Levy streckte die Hand aus und drückte sie gegen seinen Nacken, seine Finger glitten in den Riss in seinem Kragen und rieben die Drüsen in seinem Nacken.

Die Pheromone in ihrer Umgebung verstärkten sich wieder, und Menschen, die ihnen gerade nahe gekommen waren, hielten sich die Nase zu und wichen zurück.

Nach einer unbestimmten Zeitspanne trennten sich die beiden Personen auf dem Sofa schließlich.

Diesmal wurden sie getrennt, einer saß auf dieser Seite und der andere auf jener Seite, um sicherzustellen, dass es keinen Körperkontakt gab.

Dank Levi wurden zwei Stoffstreifen auf der Rückseite von Qin Chus Hemd abgerissen, wodurch nicht nur sein Nacken, sondern auch die leuchtend roten Fingerabdrücke darauf sichtbar wurden.

Levis Blick blieb einen Moment lang auf ihn gerichtet, bevor er vorschlug: „Lass uns zurückgehen.“

Qin Chu rührte sich nicht, sondern streckte einfach die Hand aus und drückte ihm in den Nacken.

Nach einer zweisekündigen Pause sagte er: „Wartet einen Moment, beruhigt euch.“

Levis Blick glitt augenblicklich nach unten.

Ja, beruhige dich.

Er muss sich beruhigen.

Nach einer Weile kicherte Levy plötzlich.

Qin Chu ignorierte ihn.

Levi stieß mit dem Fuß gegen Qin Chus Militärstiefel, und erst dann hob Qin Chu seine geröteten Augenlider, um ihn anzusehen.

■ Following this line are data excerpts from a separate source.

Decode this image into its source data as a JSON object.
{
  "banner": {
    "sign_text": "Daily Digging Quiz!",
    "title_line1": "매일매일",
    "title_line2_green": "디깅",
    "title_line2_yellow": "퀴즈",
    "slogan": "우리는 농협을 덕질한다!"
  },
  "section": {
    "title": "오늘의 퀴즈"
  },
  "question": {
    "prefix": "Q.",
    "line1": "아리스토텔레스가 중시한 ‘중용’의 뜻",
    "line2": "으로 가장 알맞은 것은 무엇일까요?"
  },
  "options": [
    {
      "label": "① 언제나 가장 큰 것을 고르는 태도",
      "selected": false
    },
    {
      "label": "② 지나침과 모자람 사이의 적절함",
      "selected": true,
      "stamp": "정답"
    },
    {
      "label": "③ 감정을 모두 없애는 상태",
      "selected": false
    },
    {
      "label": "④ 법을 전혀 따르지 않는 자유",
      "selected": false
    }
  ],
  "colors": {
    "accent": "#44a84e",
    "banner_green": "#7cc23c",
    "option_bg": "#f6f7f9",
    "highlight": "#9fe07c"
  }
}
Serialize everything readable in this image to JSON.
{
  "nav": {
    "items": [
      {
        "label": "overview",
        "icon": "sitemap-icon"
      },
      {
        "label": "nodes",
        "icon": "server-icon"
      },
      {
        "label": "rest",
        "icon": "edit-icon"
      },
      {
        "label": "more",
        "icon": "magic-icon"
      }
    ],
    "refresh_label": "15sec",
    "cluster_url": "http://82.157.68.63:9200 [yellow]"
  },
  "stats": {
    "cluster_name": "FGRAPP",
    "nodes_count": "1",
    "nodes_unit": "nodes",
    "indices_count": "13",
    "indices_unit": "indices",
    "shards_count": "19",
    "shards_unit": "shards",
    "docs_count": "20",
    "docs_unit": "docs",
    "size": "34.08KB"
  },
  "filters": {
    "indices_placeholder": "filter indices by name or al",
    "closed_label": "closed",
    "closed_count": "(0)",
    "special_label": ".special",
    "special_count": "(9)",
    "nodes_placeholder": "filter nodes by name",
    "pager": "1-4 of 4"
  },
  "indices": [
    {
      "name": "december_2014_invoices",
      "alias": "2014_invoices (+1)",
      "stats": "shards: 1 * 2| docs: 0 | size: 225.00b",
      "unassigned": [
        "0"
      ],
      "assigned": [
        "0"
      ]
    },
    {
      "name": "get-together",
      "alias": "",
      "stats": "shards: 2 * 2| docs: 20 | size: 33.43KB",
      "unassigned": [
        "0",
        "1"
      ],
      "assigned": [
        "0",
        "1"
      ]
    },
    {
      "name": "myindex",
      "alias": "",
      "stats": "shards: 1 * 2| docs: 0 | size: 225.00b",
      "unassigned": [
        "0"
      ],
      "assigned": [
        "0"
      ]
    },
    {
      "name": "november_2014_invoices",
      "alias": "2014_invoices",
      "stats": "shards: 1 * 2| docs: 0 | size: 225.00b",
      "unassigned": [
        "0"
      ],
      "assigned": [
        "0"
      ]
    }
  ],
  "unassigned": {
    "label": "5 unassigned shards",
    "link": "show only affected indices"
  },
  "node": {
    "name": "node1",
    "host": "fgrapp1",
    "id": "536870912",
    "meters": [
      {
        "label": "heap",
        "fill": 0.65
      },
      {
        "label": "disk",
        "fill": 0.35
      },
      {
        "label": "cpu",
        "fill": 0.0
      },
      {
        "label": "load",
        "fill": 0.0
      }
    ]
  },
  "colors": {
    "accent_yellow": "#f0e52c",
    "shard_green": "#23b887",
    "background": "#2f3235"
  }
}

„Wir waren von Menschen umringt“, sagte Levy lachend. „Finden Sie es nicht unangenehm, beobachtet zu werden?“

Qin Chu wandte den Blick ab und antwortete kühl: „Es ist nur ein Spiel.“

„Oh~“, nickte Levi und zog die Worte in die Länge. „Ja, es ist nur ein Spiel, es hat nichts mit dem Omega neben dir zu tun. Warum sollte unser General Qin eifersüchtig sein?“

Qin Chu kniff die Augen zusammen und schaute hinüber.

Sehr gut, Sie verstehen das vollkommen, nicht wahr?

Sieht so aus, als hätte sie absichtlich geflirtet?

Levys Verbrechen wurde dadurch um mehrere Stufen verschärft.

Levy lächelte, ohne etwas zu sagen, aber man merkte ihm die Freude deutlich an.

Er stand auf, schenkte sich ein Glas Wein ein und setzte sich neben Qin Chu.

Qin Chu trat ihm gegen das Knie und bedeutete ihm damit, zu verschwinden.

Levi rührte sich nicht, sondern beugte sich näher und sagte: „Weißt du, warum dieser Omega mich gerade angesprochen hat?“

„Ich weiß es nicht, ich will es nicht hören, verschwinde“, sagte Qin Chu.

Levi kicherte. „Wer hat mich eben gebissen? Mein Mund blutet immer noch. Ist es angebracht, dass du jetzt so herzlos bist?“

Qin Chu warf ihm einen Blick zu.

Levi räusperte sich leicht: „Ja, zuerst hat er mir ein Kompliment gemacht und gesagt, ich sei gutaussehend.“

Qin Chu begann langsam, die kalte Luft abzulassen.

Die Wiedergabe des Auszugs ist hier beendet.